Actually, that's pretty much how I make mine.  I have to be careful about how much garlic salt I use, though.

I've also used a partial tub of margarine, let it come to room temperature, and started mixing in garlic powder until it tastes good.  I would chill this, and spread it on bread for a quickie garlic bread.


----------



## kitchenelf (Dec 6, 2004)

Growing up I LOVED my mom's garlic bread - it was just plain white bread, spread with butter then sprinkled with garlic salt - put under broiler - I thought it was THE best!


----------



## Psiguyy (Dec 7, 2004)

I am so happy that I'm not the only one who enjoys garlic bread made with garlic salt.  

Sometimes, I go the roasted garlic and parmesan cheese route, but I still prefer the way my mom made it.  

Kind of like a comfort food.  Even though it's not gourmet, it's something I grew up with and it reminds me of my mom.


----------



## DampCharcoal (Dec 7, 2004)

Next time you're at the store, pick up a couple of heads of garlic. When you get home go out in the yard, dig up a small patch and plant the heads about 4-6 inches deep (assuming the ground isn't frozen yet.) Next summer you should have quite a bit of garlic to work with! I did this last fall and was pleasantly surprised! Oh, Elf, did you enjoy your Garlic Butter Soup en Croute?


----------



## choclatechef (Dec 7, 2004)

DampCharcoal said:
			
		

> Next time you're at the store, pick up a couple of heads of garlic. When you get home go out in the yard, dig up a small patch and plant the heads about 4-6 inches deep (assuming the ground isn't frozen yet.) Next summer you should have quite a bit of garlic to work with! I did this last fall and was pleasantly surprised! Oh, Elf, did you enjoy your Garlic Butter Soup en Croute?

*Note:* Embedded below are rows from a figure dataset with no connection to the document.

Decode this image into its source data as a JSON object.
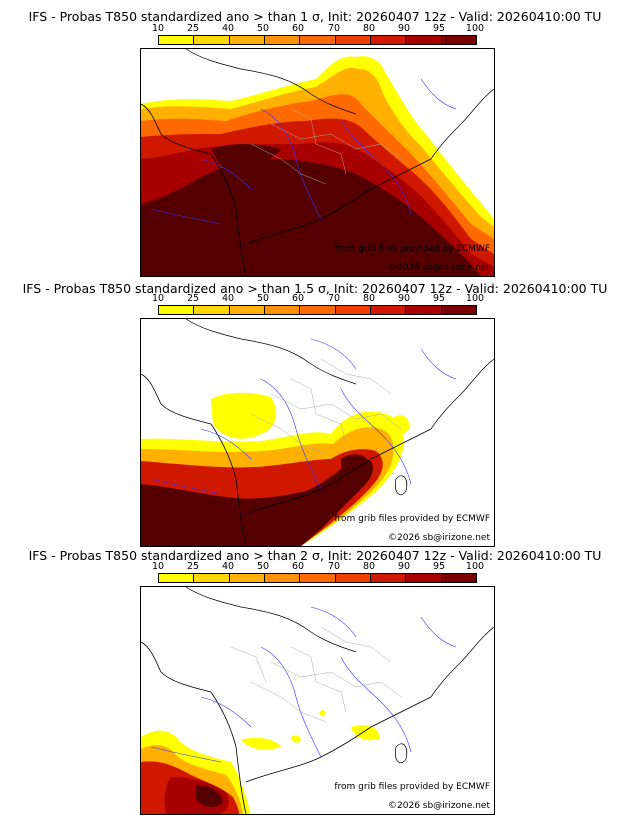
{
  "panels": [
    {
      "title": "IFS - Probas T850  standardized ano > than 1 σ, Init: 20260407 12z - Valid: 20260410:00 TU",
      "credit_grib": "from grib files provided by ECMWF",
      "credit_copyright": "©2026 sb@irizone.net"
    },
    {
      "title": "IFS - Probas T850  standardized ano > than 1.5 σ, Init: 20260407 12z - Valid: 20260410:00 TU",
      "credit_grib": "from grib files provided by ECMWF",
      "credit_copyright": "©2026 sb@irizone.net"
    },
    {
      "title": "IFS - Probas T850  standardized ano > than 2 σ, Init: 20260407 12z - Valid: 20260410:00 TU",
      "credit_grib": "from grib files provided by ECMWF",
      "credit_copyright": "©2026 sb@irizone.net"
    }
  ],
  "colorbar": {
    "ticks": [
      "10",
      "25",
      "40",
      "50",
      "60",
      "70",
      "80",
      "90",
      "95",
      "100"
    ],
    "colors": [
      "#ffff00",
      "#ffd700",
      "#ffb000",
      "#ff9000",
      "#ff6a00",
      "#f04000",
      "#d01800",
      "#a80000",
      "#7a0000",
      "#550000"
    ]
  }
}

If you run across a patch of wild garlic, you can do the same thing.  It has a richer garlic flavor than domestic garlic, but small bulbs.


----------



## debthecook (Dec 7, 2004)

I have this dull aching pain in my left arm from my shoulder to the tips of my fingers after reading your recipe Damp Charcoal.


----------



## kitchenelf (Dec 7, 2004)

ROFL deb

LOL DampCharcoal - how did you know what we called it


----------



## DampCharcoal (Dec 7, 2004)

I knew because I'm psycho, I mean, psychic!


----------



## buckytom (Dec 7, 2004)

choclatechef said:
			
		

> If you run across a patch of wild garlic, you can do the same thing.  It has a richer garlic flavor than domestic garlic, but small bulbs.



choc, i have wild garlic growing in my garden, or so my mil said, but i thought it was more of just an onion grass. ya know, edible, but not very tasty. thanks for the tip. will have to try some next year...


----------



## jennyema (Dec 7, 2004)

mudbug said:
			
		

> Sigh.  Da Bearz....what happened after 1985?  I still wear my old jersey out of nostalgia for days gone by. .




My parents live a block away from where the Bears used to practice and she made friends with Walter Payton and "The Fridge" (she called him "William").  USed to bake them brownies.  I still have Walter's wristbands somewhere ...


----------



## choclatechef (Dec 7, 2004)

buckytom said:
			
		

> choclatechef said:
> 
> 
> 
> ...



Good.  I know you will like it.  But remember, wild garlic is stronger, so use a little less than you would the cultivated garlic.  

You can transplant where you want it to grow -- remember, roses love garlic also.  Garlic helps keep pests away from them.


----------



## mudbug (Dec 8, 2004)

jennyema said:
			
		

> I still have Walter's wristbands somewhere ...



You could probably sell them on ebay to a fan.  There's plenty of folks out there who still love and remember the late, great "Sweetness".


----------